Reclaim regression after 1c30844d2dfe
From: Ivan Babrou
Date: Fri Feb 07 2020 - 17:56:19 EST
This change from 5.5 times:
* https://github.com/torvalds/linux/commit/1c30844d2dfe
> mm: reclaim small amounts of memory when an external fragmentation event occurs
Introduced undesired effects in our environment.
* NUMA with 2 x CPU
* 128GB of RAM
* THP disabled
* Upgraded from 4.19 to 5.4
Before we saw free memory hover at around 1.4GB with no spikes. After
the upgrade we saw some machines decide that they need a lot more than
that, with frequent spikes above 10GB, often only on a single numa
node.
We can see kswapd quite active in balance_pgdat (it didn't look like
it slept at all):
$ ps uax | fgrep kswapd
root 1850 23.0 0.0 0 0 ? R Jan30 1902:24 [kswapd0]
root 1851 1.8 0.0 0 0 ? S Jan30 152:16 [kswapd1]

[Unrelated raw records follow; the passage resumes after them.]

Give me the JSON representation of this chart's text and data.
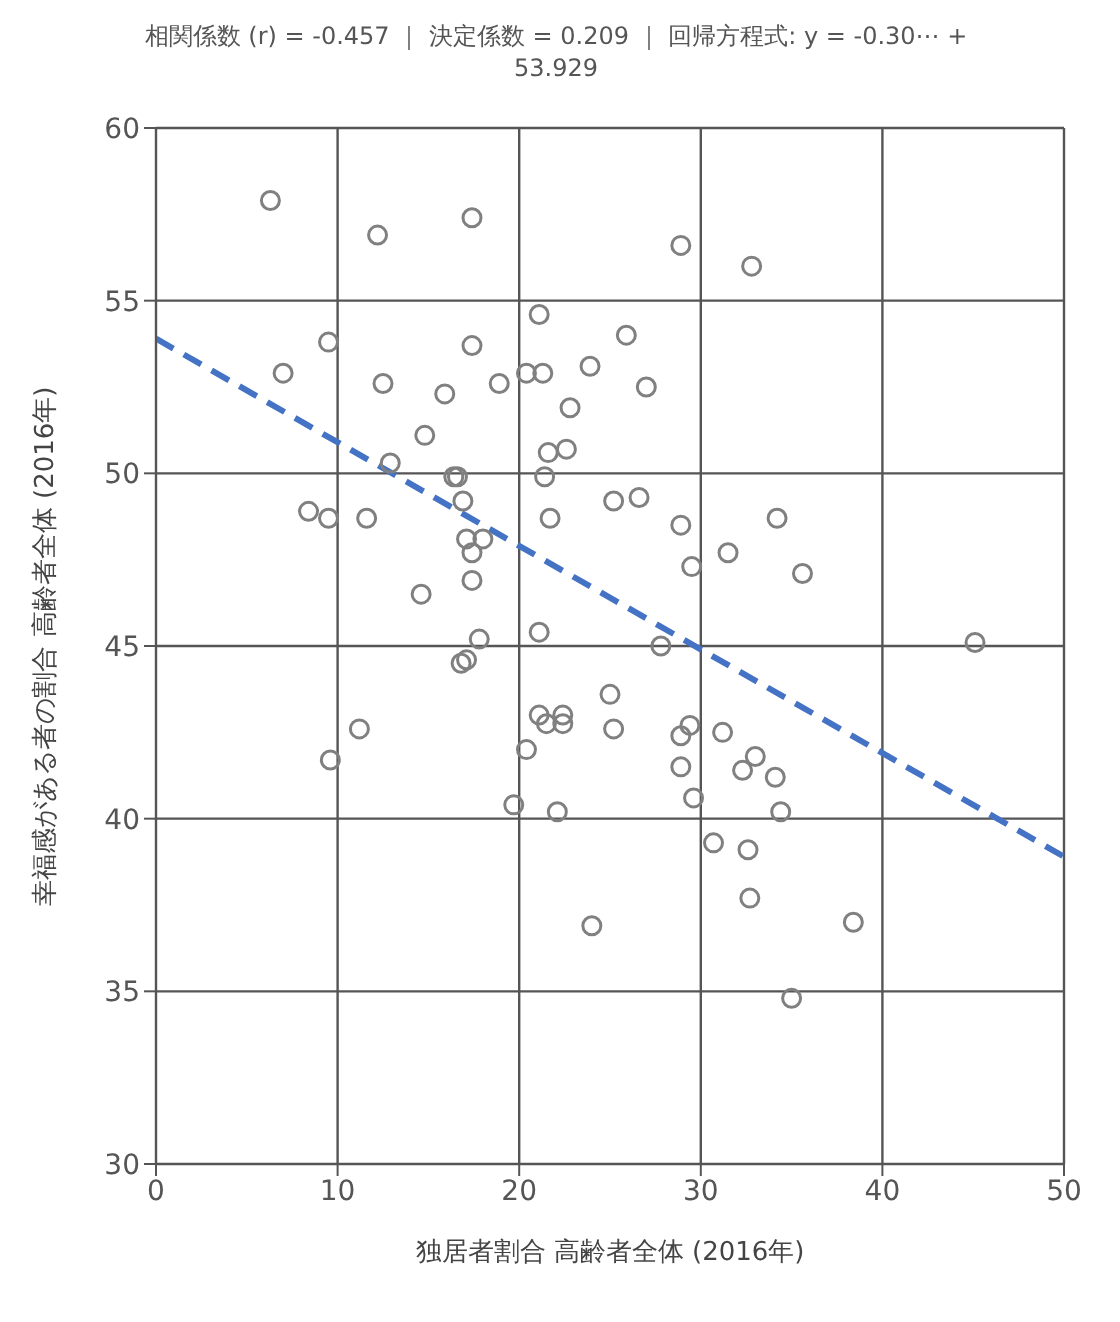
{
  "chart_data": {
    "type": "scatter",
    "title": "相関係数 (r) = -0.457 ｜ 決定係数 = 0.209 ｜ 回帰方程式: y = -0.30⋯ + 53.929",
    "xlabel": "独居者割合 高齢者全体 (2016年)",
    "ylabel": "幸福感がある者の割合 高齢者全体 (2016年)",
    "xlim": [
      0,
      50
    ],
    "xticks": [
      0,
      10,
      20,
      30,
      40,
      50
    ],
    "ylim": [
      30,
      60
    ],
    "yticks": [
      30,
      35,
      40,
      45,
      50,
      55,
      60
    ],
    "grid": true,
    "series": [
      {
        "color": "#808080",
        "marker": "circle",
        "x": [
          6.3,
          12.2,
          17.4,
          21.1,
          9.5,
          17.4,
          7.0,
          12.5,
          15.9,
          18.9,
          20.4,
          21.3,
          23.9,
          22.8,
          14.8,
          21.6,
          22.6,
          12.9,
          16.4,
          16.6,
          21.4,
          16.9,
          25.2,
          8.4,
          9.5,
          11.6,
          21.7,
          17.1,
          18.0,
          17.4,
          17.4,
          14.6,
          17.8,
          21.1,
          28.9,
          32.8,
          25.9,
          27.0,
          26.6,
          28.9,
          34.2,
          31.5,
          35.6,
          29.5,
          45.1,
          16.8,
          17.1,
          11.2,
          9.6,
          21.1,
          21.5,
          22.4,
          22.4,
          25.0,
          25.2,
          20.4,
          19.7,
          22.1,
          24.0,
          27.8,
          29.4,
          28.9,
          31.2,
          28.9,
          33.0,
          32.3,
          34.1,
          29.6,
          34.4,
          30.7,
          32.6,
          32.7,
          38.4,
          35.0
        ],
        "values": [
          57.9,
          56.9,
          57.4,
          54.6,
          53.8,
          53.7,
          52.9,
          52.6,
          52.3,
          52.6,
          52.9,
          52.9,
          53.1,
          51.9,
          51.1,
          50.6,
          50.7,
          50.3,
          49.9,
          49.9,
          49.9,
          49.2,
          49.2,
          48.9,
          48.7,
          48.7,
          48.7,
          48.1,
          48.1,
          47.7,
          46.9,
          46.5,
          45.2,
          45.4,
          56.6,
          56.0,
          54.0,
          52.5,
          49.3,
          48.5,
          48.7,
          47.7,
          47.1,
          47.3,
          45.1,
          44.5,
          44.6,
          42.6,
          41.7,
          43.0,
          42.75,
          43.0,
          42.75,
          43.6,
          42.6,
          42.0,
          40.4,
          40.2,
          36.9,
          45.0,
          42.7,
          42.4,
          42.5,
          41.5,
          41.8,
          41.4,
          41.2,
          40.6,
          40.2,
          39.3,
          39.1,
          37.7,
          37.0,
          34.8
        ]
      },
      {
        "type": "line",
        "color": "#4472c4",
        "marker": "none",
        "line_style": "dashed",
        "x": [
          0,
          50
        ],
        "values": [
          53.9,
          38.9
        ]
      }
    ]
  }
}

This in turn massively increased pressure on page cache, which did not
go well to services that depend on having a quick response from a
local cache backed by solid storage.
Here's how it looked like when I zeroed vm.watermark_boost_factor:
* https://imgur.com/a/6IZWicU
IO subsided from 100% busy in page cache population at 300MB/s on a
single SATA drive down to under 100MB/s.
This sort of regression doesn't seem like a good thing.